The digital world is indeed an interesting one. While I know that some or all of my “digital footprints” will forever remain from former blog posts, emails, Google searches, text messages and the like, there is something refreshing about hitting the “delete all” button on a web site and just starting over. It’s not that I didn’t enjoy writing the content, or reading the comments (which were great, by the way), but sometimes new beginnings are important. This was just one of those times.
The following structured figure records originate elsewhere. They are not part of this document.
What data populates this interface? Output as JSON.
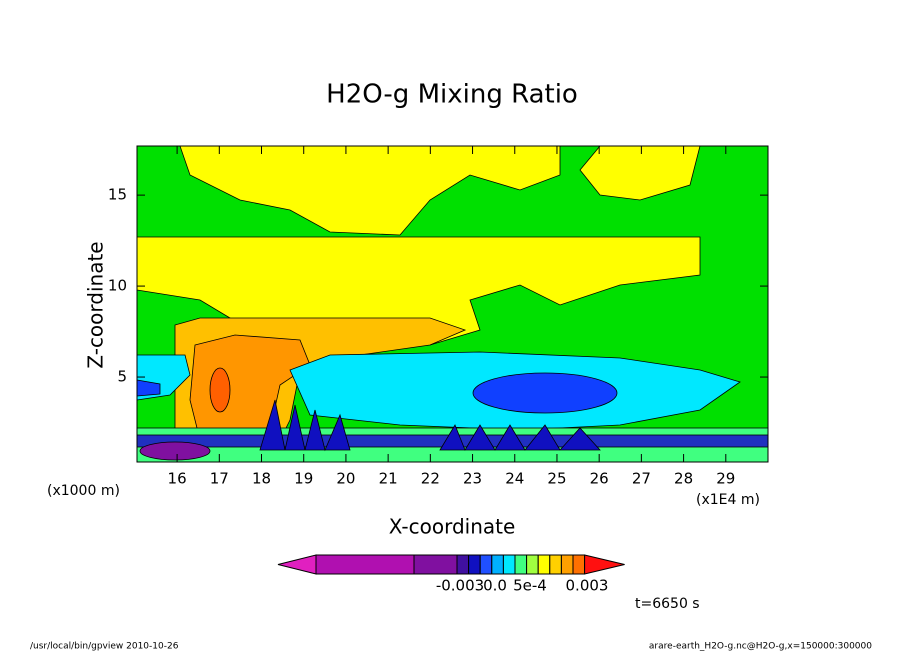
{
  "chart_data": {
    "type": "contour",
    "title": "H2O-g Mixing Ratio",
    "x_label": "X-coordinate",
    "y_label": "Z-coordinate",
    "x_unit": "(x1E4 m)",
    "y_unit": "(x1000 m)",
    "xlim": [
      15.05,
      30
    ],
    "ylim": [
      0.33,
      17.7
    ],
    "xticks": [
      16,
      17,
      18,
      19,
      20,
      21,
      22,
      23,
      24,
      25,
      26,
      27,
      28,
      29
    ],
    "yticks": [
      5,
      10,
      15
    ],
    "colorbar": {
      "colors": [
        "#e020c0",
        "#b010b0",
        "#8010a0",
        "#4010a0",
        "#1010c0",
        "#2050ff",
        "#00b0ff",
        "#00e8ff",
        "#40ff80",
        "#a0ff40",
        "#ffff00",
        "#ffd000",
        "#ffa000",
        "#ff7000",
        "#ff1010"
      ],
      "ticks": [
        {
          "value": -0.003,
          "label": "-0.003"
        },
        {
          "value": 0,
          "label": "0.0"
        },
        {
          "value": 0.0005,
          "label": "5e-4"
        },
        0.003
      ]
    },
    "time_label": "t=6650 s",
    "footer_left": "/usr/local/bin/gpview  2010-10-26",
    "footer_right": "arare-earth_H2O-g.nc@H2O-g,x=150000:300000"
  }
}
Reflecting on the past sixteen plus months of retirement, I find that I sleep more, stress less, and am as busy as ever, if not more so. When it comes to blogging, however, my voice has been relatively silent this summer and fall. This is not a reflection, of course, of a lack of things to talk about. There is plenty I’d like to say. It is, however, more of a reflection on what is best left unsaid. Unlike footprints on a warm, wet, sandy beach, our digital footprints remain with us always.
Most of us are avid consumers of media. For some, watching television is their portal into the world. For others, words on paper still suffice. And yet, for others, the blog sphere and the Internet are their picture window into what happens when and where, twenty four-hours a day, 365 days a year. For the majority of us, however, some combination of the above, or all of the above in moderation, serve as the window that opens our world view.
It goes without saying that I enjoying writing. I doubt, however, that I’ll ever be a John Grisham, a Clive Cussler, or a Stieg Larsson. I’m not going to lose any sleep over it, either. I’ll probably not be a nationally or internationally known blogger, either, or write for the Washington Post, the Culpeper Star-Exponent, or even the Rappahannock News. Ditto on the sleep… no lost sleep, no counting sheep, for me. For me, writing, like public speaking, is the resultant product of thinking. I think fast on my feet, and can speak eloquently when called to do so. Writing, however, is more labor intensive. Every word must be perfect, at least until the next (and next and next and next) edit.
What I have noticed, however, during this transition from full-time employment to a more creative, flexible, relationship with “the world of work”, is that I miss the written word and the thinking process that goes with getting those words on paper (or in this case, in digital format). My guess is that those above all write (or, in the example of the newspapers, are written) from a place of passion. Some authors and writers have been writing for years, and others, perhaps, wrote their first blog post only yesterday (and are now famous for doing so, at least for the next few days or weeks).
Please don’t get me wrong. I’m a passionate guy. I’m passionate about family, quality public education, powerful teaching and learning, effective governance, leadership that makes a difference, and taking care of the planet. I’m also passionate about making a difference in the lives of others, through servant leadership, which I remain convinced defines the better part of who I am as a husband, father, community member, educator and lifelong learner.
Blogging about your passions, however, especially when you have so many, can be a challenge. I’m not interested in competing with the “big” guys and gals. I don’t tweet and I don’t have a Facebook page. My “voice”, while important (even if only to me), probably doesn’t belong on the front (or any) page of the Washington Post. My opinions are mine, and yes, I have a lot of them, but with no Instagram account nor a Facebook page, I guess I’m still somewhat limited in my ability to communicate. What a relief that is!
This past month I have spent a lot of time thinking about writing. Yes, I love to write, but my former blogger-self with so many different passions (and just a touch of historical baggage) was just a bit too much. The writing felt forced, and I was uncomfortable with that. I’m a bit older now, and I’d like to think that I’m a bit wiser now, too. Letting go of stuff, whether it is an idea (or ideal) whose time has passed, or a Phillips head screwdriver that would make a great ice pick but wouldn’t drive a bent screw into a stick of warm butter, is hard for me to do. But new beginnings are all about, well, exactly… new beginnings. The changing of seasons, the advent of a new job, new friendships or new relationships all bring us to a place where we can let go of the “old” (or just throw it away) and embrace the “new”.
So today, I write again. My purpose is a bit different, perhaps, and I’ll be writing about some of my passions, but the feeling tone, the voice, if you will, will be different. At least I hope it will; you get to be the judge of that, and that is OK with me.
In reality, there are enough bloggers and newspaper writers and book authors out there to last us all a lifetime. One more isn’t going to make that much of a difference. But finding one’s true voice is a challenge that I shall relish. I know it will involve the use of tools, but perhaps tools of a different sort. For a practical guy, who studied and still practices the practical arts, tools are important. Just as important is what you do with them. I feel the same way about words, but it is different now than it was 16 plus months ago.
Head, hands and heart — what a combination. I look forward to sharing with you the product of my endeavors. Who knows where this next part of the journey will take us!